The third is from Philippians 4:8, where Paul says: “Finally, brothers and sisters, whatever is true, whatever is noble, whatever is right, whatever is pure, whatever is lovely, whatever is admirable—if anything is excellent or praiseworthy—think about such things.” Yet another place where we’re being told to be deliberate about what we dwell on. Instead of thinking about things that are untrue, ugly, negative, impure … think of good things, true things, positive things, excellent things.
Okay … but how?
How are you going to do that? You’re going to have to train. You’re going to have to practice. You’re going to have to pay attention to what you pay attention to.
I find that the practice of meditation, or contemplative prayer, is very helpful for this. I spend time in quiet, and notice where my mind goes. When it flits around to things that I’m sad, angry, or anxious about, it turn those over to God in prayer. When it flits around to things I’m happy or excited about, I turn those over to God in a prayer of gratitude. I often keep going back again and again to the Jesus prayer: “Lord Jesus Christ, have mercy on me.”
Then throughout the day, periodically notice where your mind is. Keep bringing it back to focusing on whatever you’re doing, and on “excellent and praiseworthy” things. Whatever you’re brooding or anxious about, turn it into a prayer and then move on.

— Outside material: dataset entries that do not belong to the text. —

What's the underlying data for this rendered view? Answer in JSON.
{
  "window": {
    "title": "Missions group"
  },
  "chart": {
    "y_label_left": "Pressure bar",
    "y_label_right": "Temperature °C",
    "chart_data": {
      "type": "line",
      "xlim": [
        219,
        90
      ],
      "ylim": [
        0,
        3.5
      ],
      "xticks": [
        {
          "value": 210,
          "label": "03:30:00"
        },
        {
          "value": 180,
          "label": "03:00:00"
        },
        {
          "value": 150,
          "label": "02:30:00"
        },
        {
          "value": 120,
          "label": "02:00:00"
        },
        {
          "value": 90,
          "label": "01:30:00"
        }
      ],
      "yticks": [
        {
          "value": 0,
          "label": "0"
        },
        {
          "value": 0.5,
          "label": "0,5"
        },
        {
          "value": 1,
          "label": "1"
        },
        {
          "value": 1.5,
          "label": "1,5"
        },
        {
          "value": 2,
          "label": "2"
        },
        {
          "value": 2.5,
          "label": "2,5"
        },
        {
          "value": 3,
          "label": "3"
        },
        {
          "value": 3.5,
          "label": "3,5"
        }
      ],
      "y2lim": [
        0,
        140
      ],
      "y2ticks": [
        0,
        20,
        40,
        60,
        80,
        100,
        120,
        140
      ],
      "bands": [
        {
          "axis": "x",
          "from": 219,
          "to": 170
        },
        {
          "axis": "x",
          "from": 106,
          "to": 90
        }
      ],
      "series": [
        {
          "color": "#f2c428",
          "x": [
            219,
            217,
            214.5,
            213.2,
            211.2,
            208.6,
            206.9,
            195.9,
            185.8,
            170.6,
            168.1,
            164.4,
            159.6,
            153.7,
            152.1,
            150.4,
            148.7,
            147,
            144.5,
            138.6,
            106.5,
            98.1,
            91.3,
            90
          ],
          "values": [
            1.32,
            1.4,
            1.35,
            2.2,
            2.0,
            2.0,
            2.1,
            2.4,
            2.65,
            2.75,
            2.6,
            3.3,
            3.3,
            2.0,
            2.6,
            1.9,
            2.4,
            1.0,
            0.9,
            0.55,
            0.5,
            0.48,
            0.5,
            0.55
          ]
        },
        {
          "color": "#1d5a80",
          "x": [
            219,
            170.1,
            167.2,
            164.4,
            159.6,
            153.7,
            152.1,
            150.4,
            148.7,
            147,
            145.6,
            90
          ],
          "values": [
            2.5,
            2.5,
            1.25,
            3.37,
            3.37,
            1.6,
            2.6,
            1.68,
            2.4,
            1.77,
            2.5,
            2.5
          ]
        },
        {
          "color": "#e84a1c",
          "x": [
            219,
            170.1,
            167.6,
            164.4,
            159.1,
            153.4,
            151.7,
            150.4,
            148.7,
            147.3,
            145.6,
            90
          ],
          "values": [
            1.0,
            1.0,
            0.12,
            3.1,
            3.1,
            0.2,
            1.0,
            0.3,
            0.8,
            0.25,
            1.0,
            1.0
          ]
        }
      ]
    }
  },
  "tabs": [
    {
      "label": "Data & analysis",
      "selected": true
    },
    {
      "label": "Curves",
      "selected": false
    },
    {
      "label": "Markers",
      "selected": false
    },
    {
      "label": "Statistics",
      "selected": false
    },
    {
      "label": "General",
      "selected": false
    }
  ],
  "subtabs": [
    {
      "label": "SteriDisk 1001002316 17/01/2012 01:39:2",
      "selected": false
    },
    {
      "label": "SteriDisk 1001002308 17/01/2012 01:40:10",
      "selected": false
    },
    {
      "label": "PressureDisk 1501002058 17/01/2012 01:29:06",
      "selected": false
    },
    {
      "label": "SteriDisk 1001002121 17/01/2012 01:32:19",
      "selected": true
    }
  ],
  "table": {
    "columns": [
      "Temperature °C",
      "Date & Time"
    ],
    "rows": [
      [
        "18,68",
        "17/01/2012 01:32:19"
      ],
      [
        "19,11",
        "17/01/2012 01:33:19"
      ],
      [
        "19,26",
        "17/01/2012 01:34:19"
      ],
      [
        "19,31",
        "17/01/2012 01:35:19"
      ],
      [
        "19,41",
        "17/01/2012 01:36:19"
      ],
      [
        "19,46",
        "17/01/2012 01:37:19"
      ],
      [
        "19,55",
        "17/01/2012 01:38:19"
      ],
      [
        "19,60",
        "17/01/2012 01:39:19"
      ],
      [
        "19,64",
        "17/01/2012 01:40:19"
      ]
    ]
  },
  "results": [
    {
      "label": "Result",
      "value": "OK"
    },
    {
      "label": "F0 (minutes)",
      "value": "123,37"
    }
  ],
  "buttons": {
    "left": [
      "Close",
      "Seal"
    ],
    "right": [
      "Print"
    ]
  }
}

Some years ago, Darshan Singh wrote these words — and if anything they’re more important than ever to keep in mind:
“Our tensions are created because we are not able to control our mind, and it runs amuck. Sometimes we think of one problem, sometimes of another problem, and most of the time we are continually brooding. At times we do think of those factors which are a real cause of tension, but we are mostly afflicted with self-created tensions. We often fear our own shadows in life, with the result that we find ourselves in a very sorry plight, and go about with a drooping face and are constantly worried and agitated. But if we are able to control our mind, if we are able to fix our attention at the center of the soul, then we will not brood; we will be delivered from self-created anxieties.
“It is our attention which is the root of worry and also of bliss. In our everyday life we find that when we are sitting lost in thought, or are concentrating on solving a problem or composing a poem, even if someone passes by us or calls out to us, we may be quite unaware of it. … When we control our attention and focus it at the center of the soul, then we feel at peace. Our body is relaxed, our mind is relaxed, and our spirit is relaxed. This is what is meant by sitting in meditation, and it relieves us of our anxieties, of our pains, of our afflictions, and it will will afford us complete relaxation and bliss.”